Journalist’s remarks on Cummings broke rules, says BBC
BBC journalist Emily Maitlis breached impartiality guidelines when she opened ‘Newsnight’ by stating that Dominic Cummings had broken lockdown rules and made the British public feel like fools, the BBC admitted last night.
After her monologue provoked a political storm, the corporation released a statement saying the BBC Two programme had fallen short of required standards.
Although the BBC did not go as far as an apology, Maitlis was said to be furious that she and her colleagues had been publicly reprimanded and she did not appear as planned on last night’s programme, with Katie Razzall taking her place.
The episode threatens to reignite a row between the BBC and Downing Street over perceived bias in political reporting.

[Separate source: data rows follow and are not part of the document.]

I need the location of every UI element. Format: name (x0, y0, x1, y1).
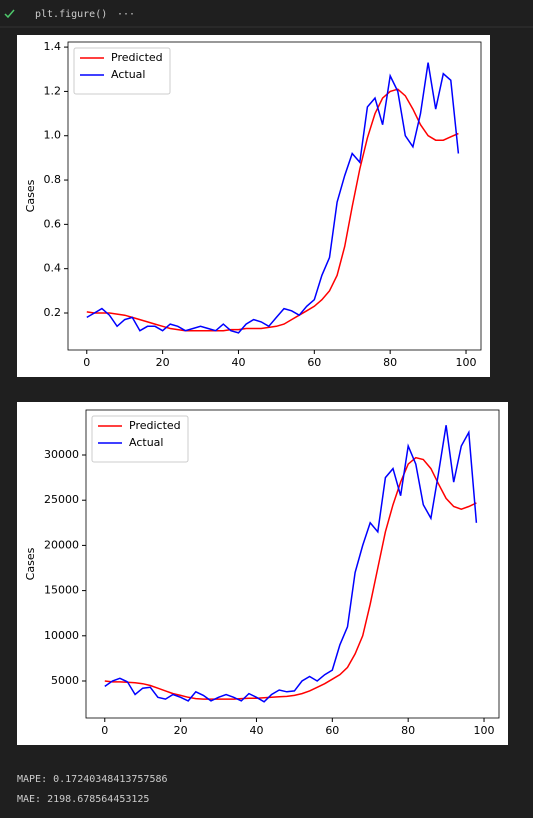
x-tick-label: 100 (456, 356, 477, 369)
x-tick-label: 0 (83, 356, 90, 369)
legend-label: Actual (111, 68, 145, 81)
cell-code: plt.figure() (35, 9, 107, 20)
y-tick-label: 0.6 (44, 217, 62, 230)
x-tick-label: 60 (325, 724, 339, 737)
x-tick-label: 40 (249, 724, 263, 737)
y-tick-label: 10000 (44, 629, 79, 642)
output-line: MAE: 2198.678564453125 (17, 794, 149, 805)
y-tick-label: 1.0 (44, 129, 62, 142)
legend-label: Predicted (111, 51, 163, 64)
plot-frame (85, 409, 500, 719)
y-tick-label: 20000 (44, 538, 79, 551)
y-tick-label: 25000 (44, 493, 79, 506)
figure-background (17, 402, 508, 745)
legend (73, 47, 171, 95)
series-line (104, 425, 478, 703)
x-tick-label: 60 (307, 356, 321, 369)
plot-frame (67, 41, 482, 351)
x-tick-label: 100 (474, 724, 495, 737)
y-tick-label: 15000 (44, 584, 79, 597)
y-tick-label: 1.2 (44, 84, 62, 97)
y-tick-label: 0.2 (44, 306, 62, 319)
y-tick-label: 0.4 (44, 262, 62, 275)
success-icon (4, 9, 15, 19)
y-tick-label: 30000 (44, 448, 79, 461)
legend (91, 415, 189, 463)
x-tick-label: 20 (156, 356, 170, 369)
series-line (86, 62, 460, 334)
y-tick-label: 5000 (51, 674, 79, 687)
y-tick-label: 1.4 (44, 40, 62, 53)
x-tick-label: 80 (383, 356, 397, 369)
x-tick-label: 0 (101, 724, 108, 737)
x-tick-label: 40 (231, 356, 245, 369)
series-line (104, 456, 477, 700)
x-tick-label: 80 (401, 724, 415, 737)
x-tick-label: 20 (174, 724, 188, 737)
y-axis-label: Cases (24, 547, 37, 580)
output-line: MAPE: 0.17240348413757586 (17, 774, 168, 785)
y-tick-label: 0.8 (44, 173, 62, 186)
more-menu[interactable]: ··· (117, 9, 135, 20)
y-axis-label: Cases (24, 179, 37, 212)
legend-label: Predicted (129, 419, 181, 432)
legend-label: Actual (129, 436, 163, 449)
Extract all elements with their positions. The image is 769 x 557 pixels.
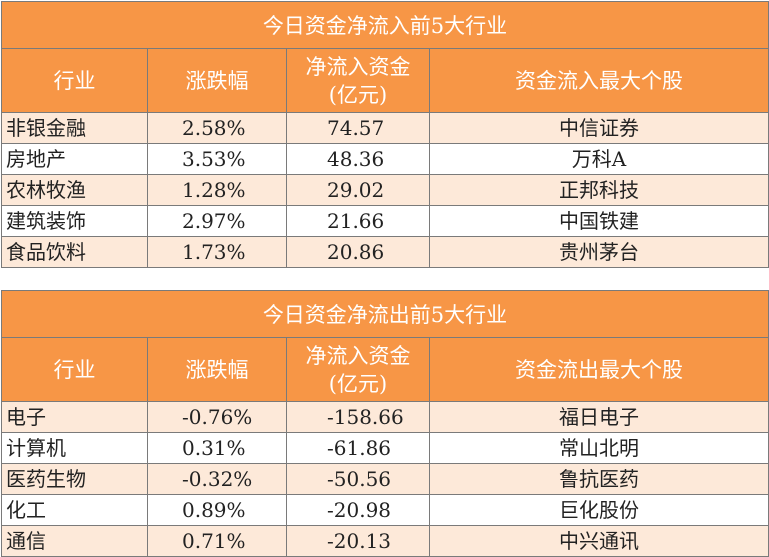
table-row: 化工 0.89% -20.98 巨化股份 [1,494,769,526]
top-stock-cell: 贵州茅台 [429,236,769,268]
header-industry: 行业 [1,337,148,402]
table-row: 食品饮料 1.73% 20.86 贵州茅台 [1,236,769,268]
industry-cell: 非银金融 [1,112,148,144]
table-row: 农林牧渔 1.28% 29.02 正邦科技 [1,174,769,206]
net-flow-cell: 74.57 [286,112,430,144]
change-cell: -0.76% [147,401,287,433]
net-flow-cell: -20.13 [286,525,430,557]
industry-cell: 电子 [1,401,148,433]
table-row: 房地产 3.53% 48.36 万科A [1,143,769,175]
header-change: 涨跌幅 [147,337,287,402]
table-row: 通信 0.71% -20.13 中兴通讯 [1,525,769,557]
net-flow-cell: 20.86 [286,236,430,268]
change-cell: 1.28% [147,174,287,206]
header-top-stock: 资金流入最大个股 [429,48,769,113]
top-stock-cell: 鲁抗医药 [429,463,769,495]
change-cell: 0.89% [147,494,287,526]
header-top-stock: 资金流出最大个股 [429,337,769,402]
industry-cell: 医药生物 [1,463,148,495]
industry-cell: 化工 [1,494,148,526]
outflow-title: 今日资金净流出前5大行业 [1,290,769,338]
top-stock-cell: 正邦科技 [429,174,769,206]
change-cell: -0.32% [147,463,287,495]
industry-cell: 计算机 [1,432,148,464]
change-cell: 3.53% [147,143,287,175]
inflow-title: 今日资金净流入前5大行业 [1,1,769,49]
header-net-flow-label: 净流入资金 [305,54,411,79]
top-stock-cell: 万科A [429,143,769,175]
net-flow-cell: -61.86 [286,432,430,464]
header-net-flow-unit: (亿元) [328,371,388,396]
top-stock-cell: 中兴通讯 [429,525,769,557]
top-stock-cell: 巨化股份 [429,494,769,526]
change-cell: 2.97% [147,205,287,237]
top-stock-cell: 常山北明 [429,432,769,464]
header-net-flow: 净流入资金 (亿元) [286,337,430,402]
table-row: 电子 -0.76% -158.66 福日电子 [1,401,769,433]
table-row: 医药生物 -0.32% -50.56 鲁抗医药 [1,463,769,495]
net-flow-cell: -20.98 [286,494,430,526]
top-stock-cell: 福日电子 [429,401,769,433]
net-flow-cell: -158.66 [286,401,430,433]
table-row: 非银金融 2.58% 74.57 中信证券 [1,112,769,144]
top-stock-cell: 中信证券 [429,112,769,144]
header-net-flow: 净流入资金 (亿元) [286,48,430,113]
industry-cell: 农林牧渔 [1,174,148,206]
outflow-table: 今日资金净流出前5大行业 行业 涨跌幅 净流入资金 (亿元) 资金流出最大个股 电… [1,290,769,557]
net-flow-cell: 29.02 [286,174,430,206]
net-flow-cell: 21.66 [286,205,430,237]
header-net-flow-unit: (亿元) [328,82,388,107]
net-flow-cell: -50.56 [286,463,430,495]
inflow-table: 今日资金净流入前5大行业 行业 涨跌幅 净流入资金 (亿元) 资金流入最大个股 非… [1,1,769,268]
industry-cell: 通信 [1,525,148,557]
industry-cell: 房地产 [1,143,148,175]
net-flow-cell: 48.36 [286,143,430,175]
change-cell: 0.71% [147,525,287,557]
header-net-flow-label: 净流入资金 [305,343,411,368]
change-cell: 0.31% [147,432,287,464]
change-cell: 1.73% [147,236,287,268]
table-row: 计算机 0.31% -61.86 常山北明 [1,432,769,464]
industry-cell: 建筑装饰 [1,205,148,237]
table-row: 建筑装饰 2.97% 21.66 中国铁建 [1,205,769,237]
header-industry: 行业 [1,48,148,113]
change-cell: 2.58% [147,112,287,144]
top-stock-cell: 中国铁建 [429,205,769,237]
industry-cell: 食品饮料 [1,236,148,268]
header-change: 涨跌幅 [147,48,287,113]
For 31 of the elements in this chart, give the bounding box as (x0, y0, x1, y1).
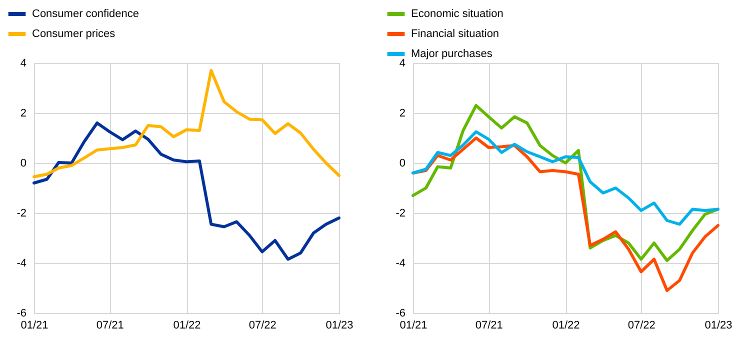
x-tick-label: 07/22 (628, 320, 656, 332)
y-tick-label: -2 (396, 208, 406, 220)
line-series (412, 136, 720, 292)
legend-label: Major purchases (411, 48, 493, 60)
x-tick-label: 01/22 (552, 320, 580, 332)
legend-label: Consumer confidence (32, 8, 140, 20)
x-tick-label: 01/23 (326, 320, 354, 332)
x-tick-label: 07/21 (96, 320, 124, 332)
x-tick-label: 01/22 (173, 320, 201, 332)
line-series (32, 69, 340, 178)
y-tick-label: 4 (20, 58, 26, 70)
legend-label: Economic situation (411, 8, 504, 20)
y-tick-label: -6 (16, 308, 26, 320)
x-tick-label: 01/21 (400, 320, 428, 332)
y-tick-label: -6 (396, 308, 406, 320)
y-tick-label: -4 (16, 258, 26, 270)
y-tick-label: -2 (16, 208, 26, 220)
y-tick-label: 2 (20, 108, 26, 120)
line-series (412, 130, 720, 226)
y-tick-label: 2 (399, 108, 406, 120)
legend-label: Financial situation (411, 28, 500, 40)
x-tick-label: 01/21 (20, 320, 48, 332)
legend-label: Consumer prices (32, 28, 116, 40)
y-tick-label: 0 (20, 158, 26, 170)
y-tick-label: -4 (396, 258, 406, 270)
y-tick-label: 0 (399, 158, 406, 170)
line-series (32, 122, 340, 261)
x-tick-label: 01/23 (704, 320, 732, 332)
x-tick-label: 07/22 (248, 320, 276, 332)
x-tick-label: 07/21 (475, 320, 503, 332)
y-tick-label: 4 (399, 58, 406, 70)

In her opening remarks on Tuesday night’s programme, Maitlis said: “Dominic Cummings broke the rules. The country can see that, and it’s shocked the government cannot.”
Mr Cummings maintains that he kept within the guidelines when he travelled to Durham with his wife and child. Maitlis also criticised Boris Johnson’s “blind loyalty” to his special adviser and said the public mood is one of “fury, contempt and anguish”.
She said of Mr Cummings: “He made those who struggled to keep to the rules feel like fools and has allowed many more to assume they can now flout them.” The monologue was deemed suitable for broadcast by ‘Newsnight’s’ editor, Esme Wren.
Conceding that the programme had broken impartiality rules, the BBC said: “While we believe the programme contained fair, reasonable and rigorous journalism, we feel that we should have done more to make clear the introduction was a summary of the questions we would examine, with all the accompanying evidence, in the rest of the programme.”